Prolonged exposure of gall bladder (GB) to gall stones (GS) and resultant chronic cholecystitis (CC) are most common risk factors for development of GBC (Dutta et al., 2019). Xanthogranulomatous cholecystitis (XGC) is a severe form of CC, which is considered to be a premalignant condition; XGC and GBC may coexist (Kapoor et al., 2016). Other common risk factors for GBC include ethnicity, genetic susceptibility, gender, age, lifestyle, GB polyps, bacterial infections and environmental factors (Tsuchiya et al., 2018; Dutta et al., 2019).
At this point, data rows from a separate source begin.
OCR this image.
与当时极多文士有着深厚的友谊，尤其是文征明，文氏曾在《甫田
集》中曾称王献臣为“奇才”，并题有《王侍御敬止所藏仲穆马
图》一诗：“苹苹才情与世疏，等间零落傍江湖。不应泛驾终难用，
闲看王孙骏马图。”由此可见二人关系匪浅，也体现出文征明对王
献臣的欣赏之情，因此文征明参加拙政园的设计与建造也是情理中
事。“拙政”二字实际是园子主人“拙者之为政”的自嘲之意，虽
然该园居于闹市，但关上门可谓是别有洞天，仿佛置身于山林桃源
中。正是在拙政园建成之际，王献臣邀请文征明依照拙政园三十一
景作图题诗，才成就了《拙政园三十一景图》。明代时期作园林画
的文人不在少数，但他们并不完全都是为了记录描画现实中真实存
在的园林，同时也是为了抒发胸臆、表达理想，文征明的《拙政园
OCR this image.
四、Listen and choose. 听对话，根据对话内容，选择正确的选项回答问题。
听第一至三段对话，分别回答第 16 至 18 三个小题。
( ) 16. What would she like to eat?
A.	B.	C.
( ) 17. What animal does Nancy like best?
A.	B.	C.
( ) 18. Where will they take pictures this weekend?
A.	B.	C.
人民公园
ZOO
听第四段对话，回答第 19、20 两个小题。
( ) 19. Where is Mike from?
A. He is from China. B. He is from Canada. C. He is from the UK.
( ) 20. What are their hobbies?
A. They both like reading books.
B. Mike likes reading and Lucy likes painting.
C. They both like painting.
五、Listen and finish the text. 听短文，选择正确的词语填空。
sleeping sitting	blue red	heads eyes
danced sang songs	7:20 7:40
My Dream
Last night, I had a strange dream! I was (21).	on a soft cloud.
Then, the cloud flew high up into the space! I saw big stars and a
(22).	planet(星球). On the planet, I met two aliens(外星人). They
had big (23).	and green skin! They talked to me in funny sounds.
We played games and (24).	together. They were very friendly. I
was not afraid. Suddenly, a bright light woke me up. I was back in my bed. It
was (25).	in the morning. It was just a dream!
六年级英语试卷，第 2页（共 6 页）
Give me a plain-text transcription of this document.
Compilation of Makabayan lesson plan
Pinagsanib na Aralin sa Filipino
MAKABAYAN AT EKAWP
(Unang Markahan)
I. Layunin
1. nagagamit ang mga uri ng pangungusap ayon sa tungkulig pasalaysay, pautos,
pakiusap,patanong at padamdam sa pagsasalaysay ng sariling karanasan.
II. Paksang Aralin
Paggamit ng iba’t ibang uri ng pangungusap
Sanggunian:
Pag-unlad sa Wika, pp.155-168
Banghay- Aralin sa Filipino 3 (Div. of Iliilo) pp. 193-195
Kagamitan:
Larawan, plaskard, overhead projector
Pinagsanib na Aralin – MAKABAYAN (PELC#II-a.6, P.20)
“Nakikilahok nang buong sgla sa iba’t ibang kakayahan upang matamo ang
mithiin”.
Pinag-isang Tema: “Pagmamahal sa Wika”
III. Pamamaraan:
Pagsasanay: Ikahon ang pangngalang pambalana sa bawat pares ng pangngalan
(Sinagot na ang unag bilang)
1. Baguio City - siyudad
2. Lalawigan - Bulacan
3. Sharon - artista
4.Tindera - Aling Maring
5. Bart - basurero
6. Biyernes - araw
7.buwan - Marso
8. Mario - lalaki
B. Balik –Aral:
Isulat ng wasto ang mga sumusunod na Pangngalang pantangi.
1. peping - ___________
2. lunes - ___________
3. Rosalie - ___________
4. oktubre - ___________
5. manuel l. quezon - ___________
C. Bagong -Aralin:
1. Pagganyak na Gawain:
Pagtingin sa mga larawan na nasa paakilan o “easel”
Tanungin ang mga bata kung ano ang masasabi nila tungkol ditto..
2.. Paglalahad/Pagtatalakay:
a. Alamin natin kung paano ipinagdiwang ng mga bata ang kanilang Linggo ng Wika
Several studies have shown association of bacterial infections with increased risk of GBC (de Martel et al., 2009; Nath et al., 2010; Tsuchiya et al., 2018). Persistent bacterial infection leads to chronic inflammation via producing metabolites and toxins (Nath et al., 2010). These molecules may alter GB epithelium and lead to progression to GBC (Nath et al., 2010). Recent studies have shown association of Salmonella typhi and Helicobacter pylori with GBC (de Martel et al., 2009; Nagaraja and Eslick, 2014). Salmonella enteric serovar typhi (Salmonella typhi) and Salmonella enterica serotype paratyphi (Salomonella paratyphi) A are common etiological agents of typhoid and parathyphoid fever, respectively, while serotype Salomonella paratyphi B is rare (Pokhrel et al., 2009). Salmonella typhi infection is highly endemic in India. Annual incidence of Salmonella typhi is 110 per 1,00,000 population per year in India (Dutta et al., 2000). More interestingly, just as worldwide GBC incidence rate is one of the highest in India, Salmonella typhi infection rate is also quite high (Iyer et al., 2016).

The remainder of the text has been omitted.